Beyond technology, what is the single most effective process we can implement right now? The most powerful, low-cost defense you can implement immediately is a mandatory multi-channel verification process for all sensitive requests. This means creating a simple, unbreakable rule: any request for a wire transfer, password change, or access to confidential data that arrives via one channel (like a video call or email) must be confirmed through a separate, trusted channel (like a direct call to a known phone number or a message on your internal platform). This simple step short-circuits the attacker's strategy, as they rely on their target acting quickly within the fraudulent channel.

We have strong technical controls like MFA in place. Aren't we already protected? Multi-factor authentication (MFA) is an essential security layer, but it isn't a complete solution on its own. Many deepfake attacks are not aimed at stealing credentials directly. Instead, they are designed to trick an already authenticated user into performing an action, like approving a fraudulent invoice or sharing sensitive data from a system they are logged into. MFA can stop an attacker from signing in as your employee, but it can't stop that employee from being manipulated. This is why a comprehensive defense must combine technical controls with a well-prepared, vigilant team.

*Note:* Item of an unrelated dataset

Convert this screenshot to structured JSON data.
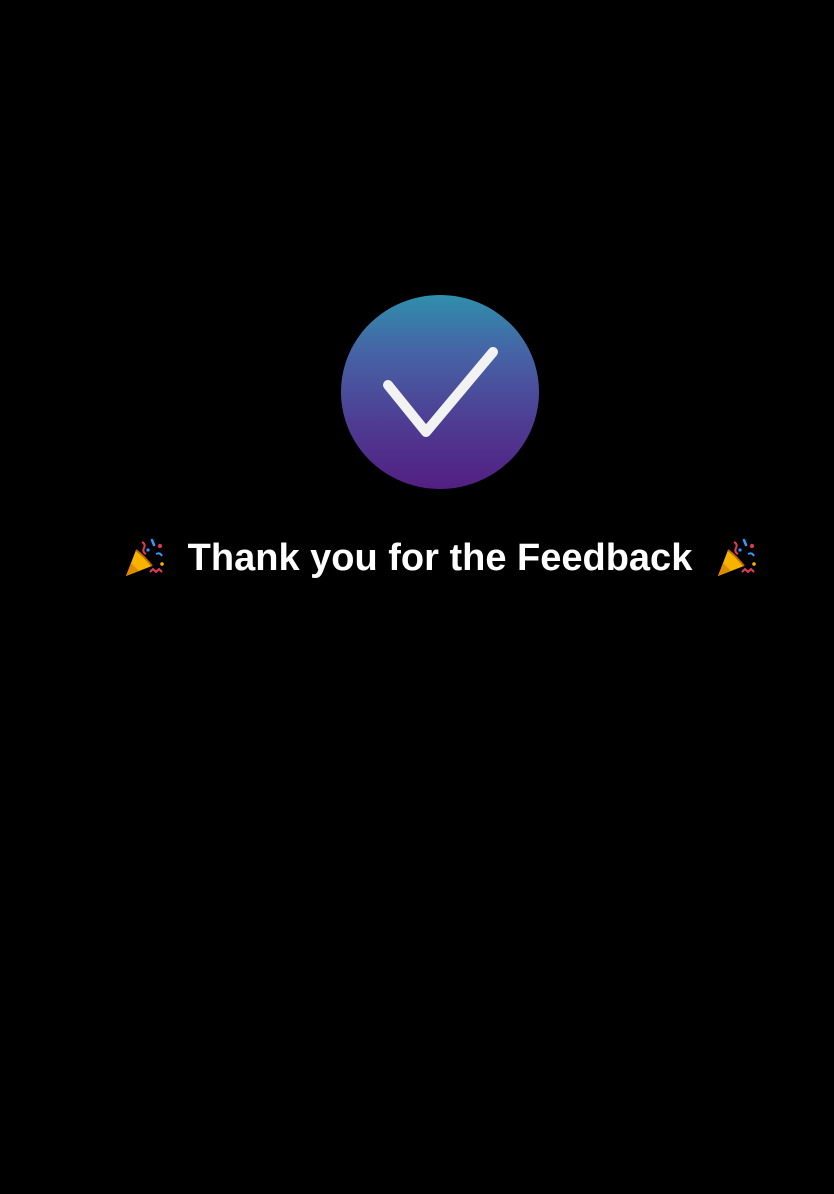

Are deepfake attacks only used for wire fraud, or are there other risks we should consider? While financial fraud is the most common goal, the potential applications are much broader and just as damaging. Attackers can use deepfakes to impersonate executives to manipulate stock prices, spread disinformation to harm your company's reputation, or trick an employee in IT into granting them broader system access. They could even create a fake video of a manager approving a project to steal intellectual property. Understanding that the risk extends beyond the finance department is key to building a complete and effective defense strategy.